I’ve resisted using the term “data science,” and enjoy poking fun at it now and then, but I’ve decided it’s not such a bad label after all.
Here are some of the pros and cons of the term. (Listing “cons” first seems backward, but I’m currently leaning toward the pro side, so I thought I should conclude with it.)
The term “data scientist” is sometimes used to imply more novelty than is there. There’s not a great deal of difference between data science and statistics, though the new term is more fashionable. (Someone quipped that data science is statistics on a Mac.)
Similarly, the term data scientist is sometimes used as an excuse for ignorance, as in “I don’t understand probability and all that stuff, but I don’t need to because I’m a data scientist, not a statistician.”

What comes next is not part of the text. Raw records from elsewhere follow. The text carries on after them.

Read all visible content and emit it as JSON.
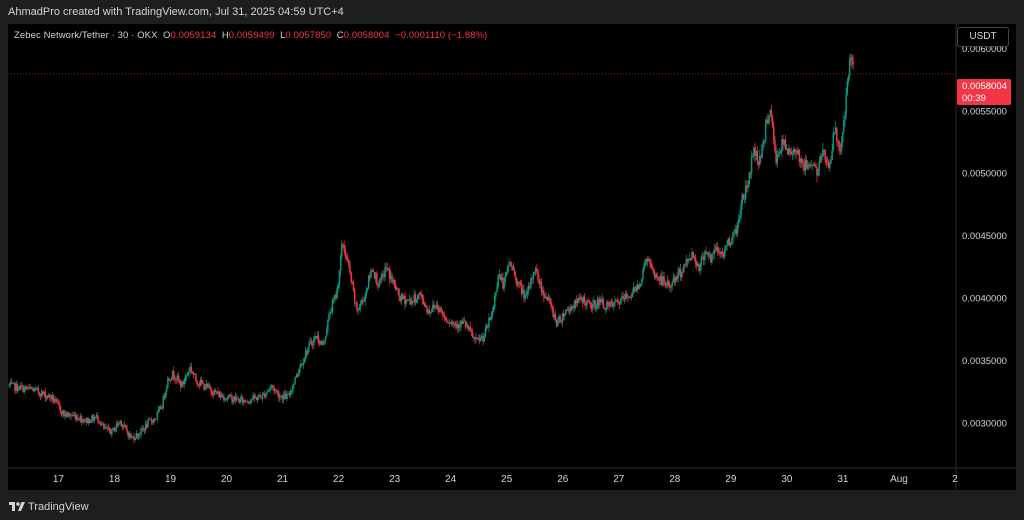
{
  "header": {
    "attribution": "AhmadPro created with TradingView.com, Jul 31, 2025 04:59 UTC+4"
  },
  "legend": {
    "symbol": "Zebec Network/Tether · 30 · OKX",
    "open_label": "O",
    "open": "0.0059134",
    "high_label": "H",
    "high": "0.0059499",
    "low_label": "L",
    "low": "0.0057850",
    "close_label": "C",
    "close": "0.0058004",
    "change": "−0.0001110 (−1.88%)"
  },
  "currency_button": "USDT",
  "price_tag": {
    "price": "0.0058004",
    "countdown": "00:39"
  },
  "footer": {
    "brand": "TradingView"
  },
  "colors": {
    "up": "#089981",
    "down": "#f23645",
    "background": "#000000",
    "text": "#d1d4dc"
  },
  "chart_data": {
    "type": "candlestick",
    "timeframe": "30",
    "exchange": "OKX",
    "ylim": [
      0.00265,
      0.0062
    ],
    "y_ticks": [
      "0.0030000",
      "0.0035000",
      "0.0040000",
      "0.0045000",
      "0.0050000",
      "0.0055000",
      "0.0060000"
    ],
    "x_ticks": [
      "17",
      "18",
      "19",
      "20",
      "21",
      "22",
      "23",
      "24",
      "25",
      "26",
      "27",
      "28",
      "29",
      "30",
      "31",
      "Aug",
      "2"
    ],
    "x_range_days": [
      16.1,
      33.0
    ],
    "last_price": 0.0058004,
    "anchors": [
      [
        16.12,
        0.0033
      ],
      [
        16.35,
        0.00328
      ],
      [
        16.55,
        0.00327
      ],
      [
        16.65,
        0.00325
      ],
      [
        16.9,
        0.0032
      ],
      [
        17.1,
        0.00307
      ],
      [
        17.3,
        0.00306
      ],
      [
        17.5,
        0.00302
      ],
      [
        17.7,
        0.00305
      ],
      [
        17.8,
        0.00296
      ],
      [
        17.95,
        0.00293
      ],
      [
        18.1,
        0.00302
      ],
      [
        18.3,
        0.00288
      ],
      [
        18.45,
        0.00292
      ],
      [
        18.6,
        0.003
      ],
      [
        18.75,
        0.00305
      ],
      [
        18.85,
        0.00315
      ],
      [
        18.95,
        0.00335
      ],
      [
        19.05,
        0.0034
      ],
      [
        19.2,
        0.0033
      ],
      [
        19.35,
        0.00345
      ],
      [
        19.45,
        0.00335
      ],
      [
        19.6,
        0.0033
      ],
      [
        19.75,
        0.00326
      ],
      [
        19.9,
        0.00322
      ],
      [
        20.1,
        0.0032
      ],
      [
        20.3,
        0.00318
      ],
      [
        20.5,
        0.0032
      ],
      [
        20.65,
        0.00322
      ],
      [
        20.8,
        0.0033
      ],
      [
        20.95,
        0.00322
      ],
      [
        21.1,
        0.00321
      ],
      [
        21.3,
        0.00345
      ],
      [
        21.45,
        0.0036
      ],
      [
        21.6,
        0.0037
      ],
      [
        21.72,
        0.00362
      ],
      [
        21.85,
        0.0039
      ],
      [
        21.97,
        0.00405
      ],
      [
        22.07,
        0.00445
      ],
      [
        22.18,
        0.00425
      ],
      [
        22.32,
        0.0039
      ],
      [
        22.45,
        0.004
      ],
      [
        22.6,
        0.00425
      ],
      [
        22.72,
        0.0041
      ],
      [
        22.85,
        0.00425
      ],
      [
        22.95,
        0.00415
      ],
      [
        23.1,
        0.004
      ],
      [
        23.3,
        0.00398
      ],
      [
        23.45,
        0.00403
      ],
      [
        23.6,
        0.0039
      ],
      [
        23.75,
        0.00395
      ],
      [
        23.9,
        0.00385
      ],
      [
        24.05,
        0.0038
      ],
      [
        24.25,
        0.0038
      ],
      [
        24.45,
        0.00365
      ],
      [
        24.6,
        0.0037
      ],
      [
        24.75,
        0.0039
      ],
      [
        24.85,
        0.0042
      ],
      [
        24.95,
        0.0041
      ],
      [
        25.05,
        0.0043
      ],
      [
        25.2,
        0.00412
      ],
      [
        25.35,
        0.004
      ],
      [
        25.5,
        0.00425
      ],
      [
        25.62,
        0.00408
      ],
      [
        25.75,
        0.00398
      ],
      [
        25.9,
        0.0038
      ],
      [
        26.05,
        0.0039
      ],
      [
        26.2,
        0.00395
      ],
      [
        26.35,
        0.004
      ],
      [
        26.5,
        0.00393
      ],
      [
        26.65,
        0.00398
      ],
      [
        26.8,
        0.00393
      ],
      [
        26.95,
        0.00396
      ],
      [
        27.1,
        0.004
      ],
      [
        27.25,
        0.00405
      ],
      [
        27.4,
        0.00415
      ],
      [
        27.5,
        0.00435
      ],
      [
        27.6,
        0.0042
      ],
      [
        27.75,
        0.00415
      ],
      [
        27.9,
        0.0041
      ],
      [
        28.05,
        0.00418
      ],
      [
        28.2,
        0.00428
      ],
      [
        28.3,
        0.00436
      ],
      [
        28.45,
        0.00425
      ],
      [
        28.55,
        0.0044
      ],
      [
        28.65,
        0.0043
      ],
      [
        28.72,
        0.0044
      ],
      [
        28.85,
        0.00435
      ],
      [
        28.95,
        0.00445
      ],
      [
        29.1,
        0.00455
      ],
      [
        29.2,
        0.0048
      ],
      [
        29.3,
        0.0049
      ],
      [
        29.4,
        0.0052
      ],
      [
        29.5,
        0.0051
      ],
      [
        29.6,
        0.0053
      ],
      [
        29.7,
        0.00555
      ],
      [
        29.8,
        0.0051
      ],
      [
        29.92,
        0.00525
      ],
      [
        30.05,
        0.00515
      ],
      [
        30.15,
        0.00522
      ],
      [
        30.3,
        0.00505
      ],
      [
        30.45,
        0.0051
      ],
      [
        30.55,
        0.005
      ],
      [
        30.65,
        0.0052
      ],
      [
        30.75,
        0.00505
      ],
      [
        30.85,
        0.00535
      ],
      [
        30.95,
        0.0052
      ],
      [
        31.02,
        0.0054
      ],
      [
        31.1,
        0.0058
      ],
      [
        31.14,
        0.00592
      ],
      [
        31.2,
        0.0058
      ]
    ]
  }
}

The big deal about data science isn’t data but the science of drawing inferences from the data. Inference science would be a better term, in my opinion, but that term hasn’t taken off.
Data science could be a useful umbrella term for statistics, machine learning, decision theory, etc. Also, the title data scientist is rightfully associated with people who have better computational skills than statisticians typically have.
While the term data science isn’t perfect, there’s little to recommend the term statistics other than that it is well established. The root of statistics is state, as in a government. This is because statistics was first applied to the concerns of bureaucracies. The term statistics would be equivalent to governmentistics, a historically accurate but otherwise useless term.